Tuesday, April 26, 2016

Last Supper

Right here on Facebook I learned of a way to offer the Last Supper to some unwanted guests. You know the kind who arrive without a phone call and barge right in impervious to your thoughts. Indignant as it seems, these guests can care less of what you think and, upon arrival, they don't make any inclination they'll leave in a timely manner.

I guess because they're unaccompanied by uncles, "ants" of all sizes come as these unwanted guests. Tinny, tiny ones are the worst but, I guess, the big buggers are the worst offenders at doing physical  harm. They arrive at our house early to mid-spring by showing up in the kitchen and in an adjoining bathroom which shares a common wall. Each year they arrive, we battle them, they finally disappear, I suppose, to their ancestral home outside in the environment.

This year, after reading about ant control on Facebook, we've seem to have interrupted the ants life style a little earlier. Maybe, by way of how ants interact between each other when they meet. We're told, ants upon greeting each other exchange food buy way of something like a kiss transferring tiny bits of food each time. This process continues right up the line until finally getting to the Queen who remains relatively stationary in the ant hill colony producing fertile eggs in voluminous quantities.

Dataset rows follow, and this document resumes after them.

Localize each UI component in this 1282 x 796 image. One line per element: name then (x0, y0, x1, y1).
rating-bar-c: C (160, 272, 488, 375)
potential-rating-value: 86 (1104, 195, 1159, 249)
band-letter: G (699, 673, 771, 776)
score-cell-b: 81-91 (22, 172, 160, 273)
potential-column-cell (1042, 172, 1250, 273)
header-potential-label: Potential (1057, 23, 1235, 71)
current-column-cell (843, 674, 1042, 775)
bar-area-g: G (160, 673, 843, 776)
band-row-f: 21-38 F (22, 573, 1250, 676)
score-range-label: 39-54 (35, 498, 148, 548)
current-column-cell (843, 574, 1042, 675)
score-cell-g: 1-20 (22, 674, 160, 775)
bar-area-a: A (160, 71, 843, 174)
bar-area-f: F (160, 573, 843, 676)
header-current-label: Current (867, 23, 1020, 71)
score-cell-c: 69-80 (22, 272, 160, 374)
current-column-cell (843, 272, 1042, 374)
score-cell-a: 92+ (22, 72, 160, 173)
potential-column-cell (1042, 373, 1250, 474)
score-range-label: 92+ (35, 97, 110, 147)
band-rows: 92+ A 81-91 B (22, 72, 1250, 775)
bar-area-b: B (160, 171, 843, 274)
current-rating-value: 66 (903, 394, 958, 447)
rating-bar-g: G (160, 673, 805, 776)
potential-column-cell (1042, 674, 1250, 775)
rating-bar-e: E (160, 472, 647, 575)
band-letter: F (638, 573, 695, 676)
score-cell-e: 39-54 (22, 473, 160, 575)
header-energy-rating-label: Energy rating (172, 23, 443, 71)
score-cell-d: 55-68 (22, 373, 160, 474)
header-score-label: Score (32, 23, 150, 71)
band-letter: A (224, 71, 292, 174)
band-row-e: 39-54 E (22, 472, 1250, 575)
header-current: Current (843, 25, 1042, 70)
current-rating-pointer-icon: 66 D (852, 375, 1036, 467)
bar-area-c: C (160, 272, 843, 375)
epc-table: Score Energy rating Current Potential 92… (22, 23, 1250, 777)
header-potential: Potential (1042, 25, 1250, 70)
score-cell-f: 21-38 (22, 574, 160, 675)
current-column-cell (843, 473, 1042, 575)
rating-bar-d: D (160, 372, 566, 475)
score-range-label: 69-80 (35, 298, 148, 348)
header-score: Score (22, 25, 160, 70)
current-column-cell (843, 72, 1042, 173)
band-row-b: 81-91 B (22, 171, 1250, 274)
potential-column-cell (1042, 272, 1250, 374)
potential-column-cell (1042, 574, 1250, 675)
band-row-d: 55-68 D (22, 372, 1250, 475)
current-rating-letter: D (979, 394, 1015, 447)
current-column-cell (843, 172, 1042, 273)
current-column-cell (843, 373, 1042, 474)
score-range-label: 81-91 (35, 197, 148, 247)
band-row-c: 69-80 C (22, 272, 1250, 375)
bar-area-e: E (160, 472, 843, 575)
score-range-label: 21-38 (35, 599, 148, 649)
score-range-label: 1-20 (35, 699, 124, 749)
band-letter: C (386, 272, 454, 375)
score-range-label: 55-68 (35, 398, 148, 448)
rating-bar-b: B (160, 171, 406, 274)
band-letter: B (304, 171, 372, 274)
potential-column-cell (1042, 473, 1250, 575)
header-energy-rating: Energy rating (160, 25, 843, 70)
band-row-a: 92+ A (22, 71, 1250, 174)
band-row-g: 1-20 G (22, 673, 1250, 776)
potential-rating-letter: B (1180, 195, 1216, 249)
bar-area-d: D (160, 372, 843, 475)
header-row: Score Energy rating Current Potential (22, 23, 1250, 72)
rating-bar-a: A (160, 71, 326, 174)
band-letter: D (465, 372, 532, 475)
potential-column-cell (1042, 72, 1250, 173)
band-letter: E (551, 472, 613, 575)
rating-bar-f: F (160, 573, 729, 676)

Control what's in the food ants eat and you have a chance to control ant population. Dissolve 6 parts of granular sugar in a cup of warm water, to this add 6 parts (an equal amount) of boric acid, to this add a small amount of honey and mix until all dissolved and suspended in the solution. Place solution in a spray bottle and spray solution in inconspicuous places preferably in trails frequently traveled by the critters. In a few days the active ants will have transferred this food laced with ant poison, the boric acid, back to the colony killing the Queen and interrupting the life style of the ant hill. Ants are prolific so new Queens are born, therefore I believe, this is a method of control not a complete eradication of the colonies because new colonies are forming as others collapse. Kissing their way to the top, ants who ingest the boric acid, do die, also.